Siberian kale grows a little differently from regular kale and this can lead to confusion at harvest time. Do you pick at it over weeks and weeks or harvest it all at once let’s find out.
I always pick away a few leaves at a time on my Siberian kale rather than going for the whole plant at once. This is quick-growing veg and you will have new leaves ready to harvest again in a week or two if you let the plant grow back.
How To Pick The Leaves
I like to use secateurs but you can also use scissors or just your hands but a cutting implement is advised.
You want to cut from the outside in, always removing the larger outer leaves and leaving the smaller inner leaves.
Cut right down at the base of the plant.
You can cut a lot of the leaves off at once as long as you don’t remove everything. You will be surprised at how little you can leave on the plant and how quickly the leaves come back.

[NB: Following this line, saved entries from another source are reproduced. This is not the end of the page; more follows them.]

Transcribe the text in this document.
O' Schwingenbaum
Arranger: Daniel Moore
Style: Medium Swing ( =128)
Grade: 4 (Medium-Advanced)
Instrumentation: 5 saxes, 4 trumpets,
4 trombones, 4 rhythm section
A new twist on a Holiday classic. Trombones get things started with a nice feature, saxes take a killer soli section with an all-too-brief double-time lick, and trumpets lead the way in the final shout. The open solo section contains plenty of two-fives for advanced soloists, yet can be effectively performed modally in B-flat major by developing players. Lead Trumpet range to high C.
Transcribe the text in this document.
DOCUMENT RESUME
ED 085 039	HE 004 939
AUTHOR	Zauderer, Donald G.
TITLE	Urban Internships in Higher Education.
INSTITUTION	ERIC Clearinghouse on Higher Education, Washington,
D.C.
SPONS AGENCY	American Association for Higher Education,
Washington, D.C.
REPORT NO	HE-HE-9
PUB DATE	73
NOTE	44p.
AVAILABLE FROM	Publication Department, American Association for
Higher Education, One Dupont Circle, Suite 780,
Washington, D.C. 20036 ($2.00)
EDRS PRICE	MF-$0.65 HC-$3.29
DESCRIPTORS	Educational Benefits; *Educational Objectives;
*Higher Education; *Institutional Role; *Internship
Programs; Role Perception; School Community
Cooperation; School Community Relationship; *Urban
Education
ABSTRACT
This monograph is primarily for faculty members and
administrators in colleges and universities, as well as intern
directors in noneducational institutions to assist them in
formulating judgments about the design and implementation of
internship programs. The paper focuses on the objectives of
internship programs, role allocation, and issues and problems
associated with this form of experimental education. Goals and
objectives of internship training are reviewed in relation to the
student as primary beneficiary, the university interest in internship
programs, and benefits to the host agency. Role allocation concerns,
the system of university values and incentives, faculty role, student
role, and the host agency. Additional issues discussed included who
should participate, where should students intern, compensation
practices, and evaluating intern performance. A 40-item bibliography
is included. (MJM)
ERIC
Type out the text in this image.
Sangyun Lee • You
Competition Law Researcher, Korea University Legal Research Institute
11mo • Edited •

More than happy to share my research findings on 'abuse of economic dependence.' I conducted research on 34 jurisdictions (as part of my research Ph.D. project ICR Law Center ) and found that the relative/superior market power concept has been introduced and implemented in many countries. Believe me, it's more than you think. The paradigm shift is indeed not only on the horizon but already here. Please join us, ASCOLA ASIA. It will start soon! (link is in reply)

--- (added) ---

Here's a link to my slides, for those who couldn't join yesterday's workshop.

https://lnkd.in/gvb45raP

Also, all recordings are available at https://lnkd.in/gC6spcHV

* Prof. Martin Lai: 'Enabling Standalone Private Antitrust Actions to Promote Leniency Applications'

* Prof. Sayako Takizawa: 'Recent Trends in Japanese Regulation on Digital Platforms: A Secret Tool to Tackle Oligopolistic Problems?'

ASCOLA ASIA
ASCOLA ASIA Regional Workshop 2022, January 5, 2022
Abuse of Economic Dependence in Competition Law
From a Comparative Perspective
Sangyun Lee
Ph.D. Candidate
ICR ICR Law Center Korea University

This variety has huge leaves with a blue-green tint to them, as you can see in my photos the leaves don’t curl anywhere near as much as regular kale leaves do.
It is really rapidly growing and doesn’t form a head so works really well as pick-and-come-again kale.
As you may have gathered from the name, Siberian kale is one tough plant and is probably the toughest kale when it comes to surviving winters.
This plant can be harvested all winter long and as is true for all kale plants, the first frost actually improves the flavour of the leaves.
Can be planted in spring as soon as the soil has defrosted enough for you to be able to get seeds in the ground, that’s how tough it is.
Alternatively, you can grow it in autumn and then overwinter it for a much-needed source of food through winter.